Everyone needs a valentine, even if they are annoying because clearly it is embarrassing if you are all alone on Valentine’s Day. This month, #ihatemyboyfriend has made a comeback. The trend is publicizing how people enter emotionally absent relationships for transactional purposes. The behavior is becoming normalized, and Valentine’s Day is just another reason to follow the crowd. Social pressure combined with personal desires to be in a relationship leads people chasing labels rather than real feelings. Although this is humorous, the lasting effects are woeful.
It may seem harmless, and most would agree that if both parties can agree on a purely transactional relationship, then no one gets hurt. However, it is more likely to involve the exploitation of one party. Romantic feelings are taken advantage of, and the perpetrator usually uses their significant other in exchange for labels (such as a valentine) and bragging rights. This is emotionally distressing for any individual who has genuine feelings. When these emotions are abused, sadness and trust issues fester, and they remain even long after the relationship ends.
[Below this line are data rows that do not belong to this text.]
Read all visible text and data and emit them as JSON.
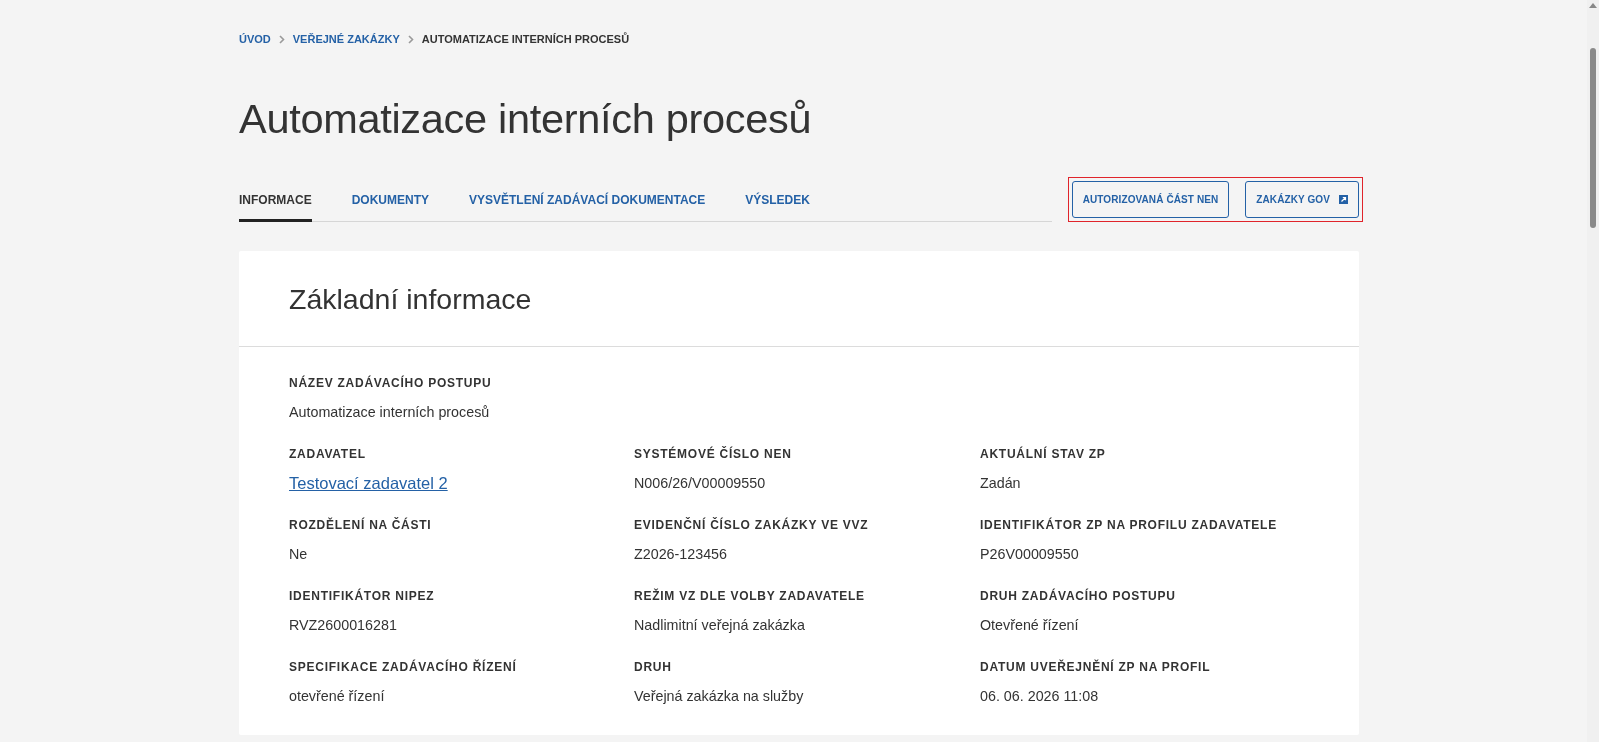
{
  "breadcrumb": [
    {
      "label": "ÚVOD",
      "link": true
    },
    {
      "label": "VEŘEJNÉ ZAKÁZKY",
      "link": true
    },
    {
      "label": "AUTOMATIZACE INTERNÍCH PROCESŮ",
      "link": false
    }
  ],
  "page_title": "Automatizace interních procesů",
  "tabs": [
    {
      "label": "INFORMACE",
      "selected": true
    },
    {
      "label": "DOKUMENTY",
      "selected": false
    },
    {
      "label": "VYSVĚTLENÍ ZADÁVACÍ DOKUMENTACE",
      "selected": false
    },
    {
      "label": "VÝSLEDEK",
      "selected": false
    }
  ],
  "action_buttons": {
    "highlighted": true,
    "items": [
      {
        "label": "AUTORIZOVANÁ ČÁST NEN",
        "external": false
      },
      {
        "label": "ZAKÁZKY GOV",
        "external": true
      }
    ]
  },
  "card": {
    "title": "Základní informace",
    "rows": [
      [
        {
          "label": "NÁZEV ZADÁVACÍHO POSTUPU",
          "value": "Automatizace interních procesů",
          "kind": "text"
        }
      ],
      [
        {
          "label": "ZADAVATEL",
          "value": "Testovací zadavatel 2",
          "kind": "link"
        },
        {
          "label": "SYSTÉMOVÉ ČÍSLO NEN",
          "value": "N006/26/V00009550",
          "kind": "text"
        },
        {
          "label": "AKTUÁLNÍ STAV ZP",
          "value": "Zadán",
          "kind": "text"
        }
      ],
      [
        {
          "label": "ROZDĚLENÍ NA ČÁSTI",
          "value": "Ne",
          "kind": "text"
        },
        {
          "label": "EVIDENČNÍ ČÍSLO ZAKÁZKY VE VVZ",
          "value": "Z2026-123456",
          "kind": "text"
        },
        {
          "label": "IDENTIFIKÁTOR ZP NA PROFILU ZADAVATELE",
          "value": "P26V00009550",
          "kind": "text"
        }
      ],
      [
        {
          "label": "IDENTIFIKÁTOR NIPEZ",
          "value": "RVZ2600016281",
          "kind": "text"
        },
        {
          "label": "REŽIM VZ DLE VOLBY ZADAVATELE",
          "value": "Nadlimitní veřejná zakázka",
          "kind": "text"
        },
        {
          "label": "DRUH ZADÁVACÍHO POSTUPU",
          "value": "Otevřené řízení",
          "kind": "text"
        }
      ],
      [
        {
          "label": "SPECIFIKACE ZADÁVACÍHO ŘÍZENÍ",
          "value": "otevřené řízení",
          "kind": "text"
        },
        {
          "label": "DRUH",
          "value": "Veřejná zakázka na služby",
          "kind": "text"
        },
        {
          "label": "DATUM UVEŘEJNĚNÍ ZP NA PROFIL",
          "value": "06. 06. 2026 11:08",
          "kind": "text"
        }
      ]
    ]
  }
}
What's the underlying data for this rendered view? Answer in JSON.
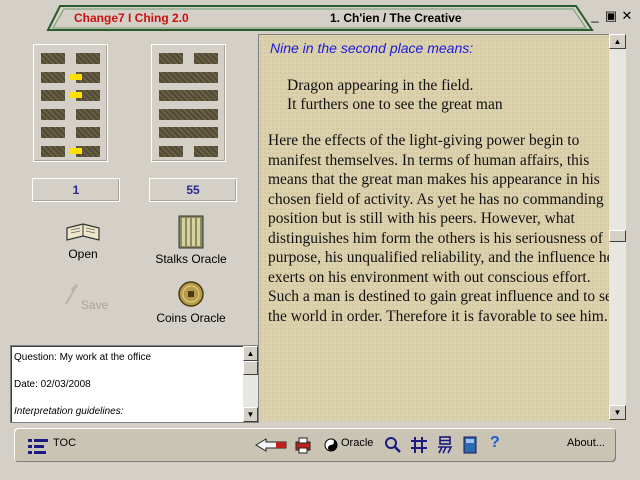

“My ex-girlfriend cheated on me because she thought I was annoying, she said that she only dated me for the plot, and now I am traumatized” said an anonymous student from Claremont High School.
A Valentine is not worth harming another person over, and there is always next year. #Ihatemyboyfriend might be an internet favorite, but it is time to “break up” with the trend. So, if you hate your partner it is probably time to put the “end” in “boyfriend”!